While ideas and comments on teaching, practice and performance techniques are certainly important, Butler says, it’s critical to understand that Irish dance has a metaphysical dimension as well.
“As dancers, we don’t know what we absorb. These dances live in our bodies. On several occasions during these archival residencies, we’ve had people do dances they didn’t know they knew – dances that were never taught to them. In our Toronto Archive Residency in 2023, Ciaran Plummer – a fantastic champion dancer – got up and did his brother’s set dance, which he never danced before: The music played and he just danced it.
“This also happened to me in our New York Archive Residency in 2018: My sister Cara, an incredible dancer and performer, was remembering the step of Donny Golden’s famous ‘Planxty Davis,’ which she was about to teach. I had never danced ‘Planxty’ and as far I remember, I was never taught it either. But I had watched her do it a thousand times. And somehow, I got up and just danced it with her. It’s extraordinary how we don’t even know what we’re absorbing and retaining. We don’t know what we know!”
In conversation with Butler, it seems only natural to bring up “Riverdance,” which is marking its 30th anniversary year (in early April, its latest iteration, “Riverdance: The New Generation,” played locally at the Boch Center). Butler, however, demurs at offering insights into its worldwide popularity and staying power. As she points out, she was part of the original creative team and toured for just over a span of three years – all of which is now more than 35 years ago (she also was in the seven-minute piece at the 1994 Eurovision Song Contest that was the basis for the show).
What’s more, for Butler those “Riverdance” years represent only a small part of what’s been a very full and rewarding career. Since 2003, she has been working in a contemporary dance context, with commissions, residencies, and presentations from the Abbey Theatre, Danspace Project, Baryshnikov Arts Center, Jacob’s Pillow Dance Festival, the Kennedy Center, the Joyce Theater, and Seamus Heaney Homeplace, among others, and collaborated with classical musicians, visual artists, poets, and filmmakers.
In addition to NYU, Butler has taught through the Princeton Atelier program, held a fellowship in Creative Practice from University College Dublin and served as external examiner of the bachelor’s degree program in traditional Irish music and dance at the University of Limerick Irish World Academy of Music and Dance.
Her various activities have earned her some notable honors, including the Outstanding Contribution to Arts & Culture Alumni Award from the University of Limerick, the Spirit of Ireland Award by the Irish Arts Center in New York, induction into the Irish American Hall of Fame, and TG4’s Gradam Ceoil lifetime achievement award in May 2024.
Perhaps the best thing about Our Steps, says Butler, is that it has expanded her own understanding about Irish dance.

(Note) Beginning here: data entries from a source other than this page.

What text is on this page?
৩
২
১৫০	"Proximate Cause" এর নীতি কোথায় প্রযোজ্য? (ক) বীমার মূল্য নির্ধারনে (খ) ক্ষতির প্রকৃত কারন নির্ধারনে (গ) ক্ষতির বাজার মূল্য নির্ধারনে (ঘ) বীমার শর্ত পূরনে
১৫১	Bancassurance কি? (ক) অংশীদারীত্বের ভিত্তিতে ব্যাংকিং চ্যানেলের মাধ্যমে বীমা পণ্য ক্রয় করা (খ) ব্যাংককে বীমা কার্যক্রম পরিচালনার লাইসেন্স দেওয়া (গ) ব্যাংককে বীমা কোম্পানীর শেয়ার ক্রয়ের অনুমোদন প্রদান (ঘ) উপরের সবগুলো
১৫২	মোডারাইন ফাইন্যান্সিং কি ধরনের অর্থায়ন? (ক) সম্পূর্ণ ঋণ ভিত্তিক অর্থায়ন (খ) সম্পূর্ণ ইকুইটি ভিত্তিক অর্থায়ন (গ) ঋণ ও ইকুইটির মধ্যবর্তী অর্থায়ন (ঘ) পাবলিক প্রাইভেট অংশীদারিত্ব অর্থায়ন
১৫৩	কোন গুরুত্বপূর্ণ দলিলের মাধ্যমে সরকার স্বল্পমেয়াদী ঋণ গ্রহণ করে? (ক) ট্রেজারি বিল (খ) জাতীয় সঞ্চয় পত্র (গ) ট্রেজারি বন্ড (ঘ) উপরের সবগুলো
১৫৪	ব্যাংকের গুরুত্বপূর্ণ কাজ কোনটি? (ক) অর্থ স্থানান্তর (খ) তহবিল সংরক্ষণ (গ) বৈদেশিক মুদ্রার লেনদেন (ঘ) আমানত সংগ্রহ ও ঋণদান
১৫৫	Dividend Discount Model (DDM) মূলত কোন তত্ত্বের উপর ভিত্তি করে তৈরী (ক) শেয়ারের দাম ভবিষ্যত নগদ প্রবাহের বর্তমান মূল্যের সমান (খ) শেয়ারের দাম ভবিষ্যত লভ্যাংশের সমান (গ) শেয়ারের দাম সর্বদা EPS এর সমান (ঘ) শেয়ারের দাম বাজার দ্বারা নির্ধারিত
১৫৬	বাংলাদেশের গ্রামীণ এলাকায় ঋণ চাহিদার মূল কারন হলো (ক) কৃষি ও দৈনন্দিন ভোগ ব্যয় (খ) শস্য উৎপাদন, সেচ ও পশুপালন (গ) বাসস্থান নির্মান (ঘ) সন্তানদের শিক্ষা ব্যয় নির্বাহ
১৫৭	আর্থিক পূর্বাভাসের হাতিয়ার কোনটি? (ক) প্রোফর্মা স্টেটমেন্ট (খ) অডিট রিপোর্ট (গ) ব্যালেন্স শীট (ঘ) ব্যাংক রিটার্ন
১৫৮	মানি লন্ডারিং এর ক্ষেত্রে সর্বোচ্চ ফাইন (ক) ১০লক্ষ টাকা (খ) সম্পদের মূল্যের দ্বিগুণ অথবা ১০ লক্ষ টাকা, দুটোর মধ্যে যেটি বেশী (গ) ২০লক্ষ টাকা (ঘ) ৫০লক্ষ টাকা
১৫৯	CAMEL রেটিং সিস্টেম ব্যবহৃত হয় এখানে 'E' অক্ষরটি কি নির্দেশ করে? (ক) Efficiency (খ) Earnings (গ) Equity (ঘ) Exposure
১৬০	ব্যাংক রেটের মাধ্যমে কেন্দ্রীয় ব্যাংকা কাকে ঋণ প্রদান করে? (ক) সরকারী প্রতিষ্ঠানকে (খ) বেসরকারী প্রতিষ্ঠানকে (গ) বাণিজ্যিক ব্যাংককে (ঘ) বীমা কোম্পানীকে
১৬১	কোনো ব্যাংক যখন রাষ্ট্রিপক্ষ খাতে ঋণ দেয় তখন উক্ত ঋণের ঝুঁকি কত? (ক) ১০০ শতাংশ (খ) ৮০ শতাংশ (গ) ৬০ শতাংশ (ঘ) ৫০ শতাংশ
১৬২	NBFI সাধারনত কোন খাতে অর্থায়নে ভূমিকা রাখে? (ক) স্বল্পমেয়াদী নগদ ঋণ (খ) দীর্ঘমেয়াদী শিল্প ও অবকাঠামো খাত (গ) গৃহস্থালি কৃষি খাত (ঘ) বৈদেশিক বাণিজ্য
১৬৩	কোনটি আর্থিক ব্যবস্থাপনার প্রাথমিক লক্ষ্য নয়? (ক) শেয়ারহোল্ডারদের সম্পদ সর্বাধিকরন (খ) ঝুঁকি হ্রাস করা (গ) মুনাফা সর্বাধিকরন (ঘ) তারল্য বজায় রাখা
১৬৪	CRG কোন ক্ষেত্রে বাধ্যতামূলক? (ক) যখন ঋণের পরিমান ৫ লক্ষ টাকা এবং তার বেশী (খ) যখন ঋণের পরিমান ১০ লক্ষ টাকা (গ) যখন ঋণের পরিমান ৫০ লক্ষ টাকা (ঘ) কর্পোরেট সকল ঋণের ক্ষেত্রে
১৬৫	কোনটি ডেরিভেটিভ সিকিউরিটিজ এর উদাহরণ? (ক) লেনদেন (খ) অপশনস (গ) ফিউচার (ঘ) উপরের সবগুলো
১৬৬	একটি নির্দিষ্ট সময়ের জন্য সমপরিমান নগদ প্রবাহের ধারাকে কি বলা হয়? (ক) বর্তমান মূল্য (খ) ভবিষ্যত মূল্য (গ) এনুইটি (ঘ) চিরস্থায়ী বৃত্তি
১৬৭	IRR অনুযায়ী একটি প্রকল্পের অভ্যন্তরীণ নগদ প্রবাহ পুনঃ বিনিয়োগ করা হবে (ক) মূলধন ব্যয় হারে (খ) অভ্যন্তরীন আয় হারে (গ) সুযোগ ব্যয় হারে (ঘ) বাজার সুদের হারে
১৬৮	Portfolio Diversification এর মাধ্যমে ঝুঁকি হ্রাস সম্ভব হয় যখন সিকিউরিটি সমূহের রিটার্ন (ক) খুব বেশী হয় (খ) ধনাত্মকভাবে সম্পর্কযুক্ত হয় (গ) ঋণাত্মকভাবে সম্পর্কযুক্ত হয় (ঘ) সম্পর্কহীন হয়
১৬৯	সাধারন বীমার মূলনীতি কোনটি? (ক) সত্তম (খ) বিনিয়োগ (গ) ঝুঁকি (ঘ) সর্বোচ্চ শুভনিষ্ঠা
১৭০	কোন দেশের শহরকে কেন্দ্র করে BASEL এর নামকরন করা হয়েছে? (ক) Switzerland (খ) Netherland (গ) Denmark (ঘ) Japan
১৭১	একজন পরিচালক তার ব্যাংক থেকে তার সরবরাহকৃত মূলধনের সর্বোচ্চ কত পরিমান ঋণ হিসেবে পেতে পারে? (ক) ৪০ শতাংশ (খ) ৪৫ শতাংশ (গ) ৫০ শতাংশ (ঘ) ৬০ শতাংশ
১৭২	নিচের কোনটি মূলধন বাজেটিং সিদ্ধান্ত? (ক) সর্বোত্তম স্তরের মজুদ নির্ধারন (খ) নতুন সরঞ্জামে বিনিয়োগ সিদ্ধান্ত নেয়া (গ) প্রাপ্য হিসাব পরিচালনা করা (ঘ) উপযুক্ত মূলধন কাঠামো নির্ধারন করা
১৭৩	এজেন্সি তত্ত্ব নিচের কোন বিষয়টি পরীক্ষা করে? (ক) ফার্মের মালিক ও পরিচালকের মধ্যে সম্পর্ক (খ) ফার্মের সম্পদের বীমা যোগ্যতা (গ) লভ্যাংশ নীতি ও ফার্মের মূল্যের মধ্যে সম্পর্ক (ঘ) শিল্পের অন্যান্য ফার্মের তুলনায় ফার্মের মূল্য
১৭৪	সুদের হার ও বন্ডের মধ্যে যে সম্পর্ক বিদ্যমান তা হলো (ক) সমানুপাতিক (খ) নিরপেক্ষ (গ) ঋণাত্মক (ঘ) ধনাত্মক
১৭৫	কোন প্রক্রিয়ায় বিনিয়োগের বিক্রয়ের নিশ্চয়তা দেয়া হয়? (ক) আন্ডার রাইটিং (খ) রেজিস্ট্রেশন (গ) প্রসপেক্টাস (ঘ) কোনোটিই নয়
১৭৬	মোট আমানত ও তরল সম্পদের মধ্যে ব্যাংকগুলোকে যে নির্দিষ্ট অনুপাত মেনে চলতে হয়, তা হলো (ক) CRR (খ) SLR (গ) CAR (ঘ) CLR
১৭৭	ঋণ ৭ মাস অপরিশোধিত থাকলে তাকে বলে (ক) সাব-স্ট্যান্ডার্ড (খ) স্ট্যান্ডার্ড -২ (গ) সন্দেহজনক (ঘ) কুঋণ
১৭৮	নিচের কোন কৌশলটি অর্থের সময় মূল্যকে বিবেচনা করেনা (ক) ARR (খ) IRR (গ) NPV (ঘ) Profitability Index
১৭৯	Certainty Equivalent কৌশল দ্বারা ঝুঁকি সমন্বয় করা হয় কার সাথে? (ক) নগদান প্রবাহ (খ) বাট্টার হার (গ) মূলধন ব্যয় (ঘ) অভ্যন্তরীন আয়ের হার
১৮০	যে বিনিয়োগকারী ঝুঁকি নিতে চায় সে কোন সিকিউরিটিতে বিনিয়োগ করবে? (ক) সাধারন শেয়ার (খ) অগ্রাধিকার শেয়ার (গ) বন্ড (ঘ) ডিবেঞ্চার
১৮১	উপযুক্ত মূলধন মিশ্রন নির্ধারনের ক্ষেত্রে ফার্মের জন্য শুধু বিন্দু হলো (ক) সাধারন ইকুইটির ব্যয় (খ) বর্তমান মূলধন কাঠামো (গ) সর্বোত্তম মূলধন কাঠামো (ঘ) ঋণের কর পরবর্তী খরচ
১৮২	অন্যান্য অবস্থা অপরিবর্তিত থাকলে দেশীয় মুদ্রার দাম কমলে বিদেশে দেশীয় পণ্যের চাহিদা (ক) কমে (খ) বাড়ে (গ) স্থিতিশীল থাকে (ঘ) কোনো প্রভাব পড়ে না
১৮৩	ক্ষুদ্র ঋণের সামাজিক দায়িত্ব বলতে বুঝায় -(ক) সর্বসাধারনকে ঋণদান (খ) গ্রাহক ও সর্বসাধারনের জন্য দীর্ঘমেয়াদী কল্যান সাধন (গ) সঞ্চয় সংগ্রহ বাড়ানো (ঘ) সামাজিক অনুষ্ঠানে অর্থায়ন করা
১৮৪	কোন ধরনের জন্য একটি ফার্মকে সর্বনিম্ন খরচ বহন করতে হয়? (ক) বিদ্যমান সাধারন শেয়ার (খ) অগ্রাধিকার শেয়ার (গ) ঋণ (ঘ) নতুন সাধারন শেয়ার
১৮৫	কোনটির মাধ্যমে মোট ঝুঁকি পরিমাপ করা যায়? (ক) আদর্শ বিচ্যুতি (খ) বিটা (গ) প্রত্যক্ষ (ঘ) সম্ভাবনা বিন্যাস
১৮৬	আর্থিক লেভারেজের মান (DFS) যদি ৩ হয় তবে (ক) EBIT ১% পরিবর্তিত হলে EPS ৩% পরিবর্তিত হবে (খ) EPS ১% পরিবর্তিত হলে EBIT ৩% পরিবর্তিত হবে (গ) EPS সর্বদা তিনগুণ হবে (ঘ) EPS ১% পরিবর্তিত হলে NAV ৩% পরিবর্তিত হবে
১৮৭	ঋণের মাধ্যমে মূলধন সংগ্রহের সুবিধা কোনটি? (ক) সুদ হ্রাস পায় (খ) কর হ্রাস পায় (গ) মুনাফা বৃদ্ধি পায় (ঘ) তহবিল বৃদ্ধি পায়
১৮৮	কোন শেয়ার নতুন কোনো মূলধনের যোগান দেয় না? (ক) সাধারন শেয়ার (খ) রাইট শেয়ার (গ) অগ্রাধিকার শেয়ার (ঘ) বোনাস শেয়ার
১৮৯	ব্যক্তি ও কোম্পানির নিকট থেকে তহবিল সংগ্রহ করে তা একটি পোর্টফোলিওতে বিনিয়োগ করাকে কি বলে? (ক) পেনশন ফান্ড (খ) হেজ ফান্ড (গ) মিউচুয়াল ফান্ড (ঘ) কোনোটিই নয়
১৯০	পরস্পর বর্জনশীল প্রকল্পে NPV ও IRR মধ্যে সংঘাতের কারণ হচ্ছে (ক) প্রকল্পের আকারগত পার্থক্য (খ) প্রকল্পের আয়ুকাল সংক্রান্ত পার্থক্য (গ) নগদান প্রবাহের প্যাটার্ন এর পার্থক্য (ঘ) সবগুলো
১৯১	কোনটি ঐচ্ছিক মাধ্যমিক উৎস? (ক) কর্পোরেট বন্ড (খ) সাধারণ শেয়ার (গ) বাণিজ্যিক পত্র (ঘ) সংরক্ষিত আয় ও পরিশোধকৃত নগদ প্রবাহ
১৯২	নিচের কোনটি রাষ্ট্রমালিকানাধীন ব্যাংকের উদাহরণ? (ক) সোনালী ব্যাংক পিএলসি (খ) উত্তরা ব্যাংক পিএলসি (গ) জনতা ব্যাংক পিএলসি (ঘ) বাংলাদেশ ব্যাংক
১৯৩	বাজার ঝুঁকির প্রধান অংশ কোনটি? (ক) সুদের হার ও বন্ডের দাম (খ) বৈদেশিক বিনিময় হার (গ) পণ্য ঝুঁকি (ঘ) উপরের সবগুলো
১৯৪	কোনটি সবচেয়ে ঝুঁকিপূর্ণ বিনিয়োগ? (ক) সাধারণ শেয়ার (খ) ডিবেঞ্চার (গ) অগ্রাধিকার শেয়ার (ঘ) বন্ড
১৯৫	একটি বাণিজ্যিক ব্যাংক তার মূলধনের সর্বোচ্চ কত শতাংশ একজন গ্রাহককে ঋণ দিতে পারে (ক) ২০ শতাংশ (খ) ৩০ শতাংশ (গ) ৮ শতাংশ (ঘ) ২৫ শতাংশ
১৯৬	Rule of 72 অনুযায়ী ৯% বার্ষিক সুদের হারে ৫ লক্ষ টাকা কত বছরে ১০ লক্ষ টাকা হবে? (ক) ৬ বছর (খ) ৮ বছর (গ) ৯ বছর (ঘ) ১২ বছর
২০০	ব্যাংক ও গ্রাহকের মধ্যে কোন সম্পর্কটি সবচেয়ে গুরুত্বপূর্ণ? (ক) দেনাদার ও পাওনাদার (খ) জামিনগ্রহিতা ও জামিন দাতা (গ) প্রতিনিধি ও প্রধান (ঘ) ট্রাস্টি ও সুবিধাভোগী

“Every time I do an oral history interview or an archive residency, I learn something new,” she says. “There are so many facets to Irish dance: How we teach it, how we learn it, what we retain and why, where and how we locate dance in our lives. These are important things not just for the Irish dance community, but also for other people so they can understand where we’ve come from, and where Irish dance has taken us.”
Our Steps, Our Story: An Irish Dance Legacy Archive can be accessed through the Jerome Robbins Dance Division for the New York Public for Library for the Performing Arts.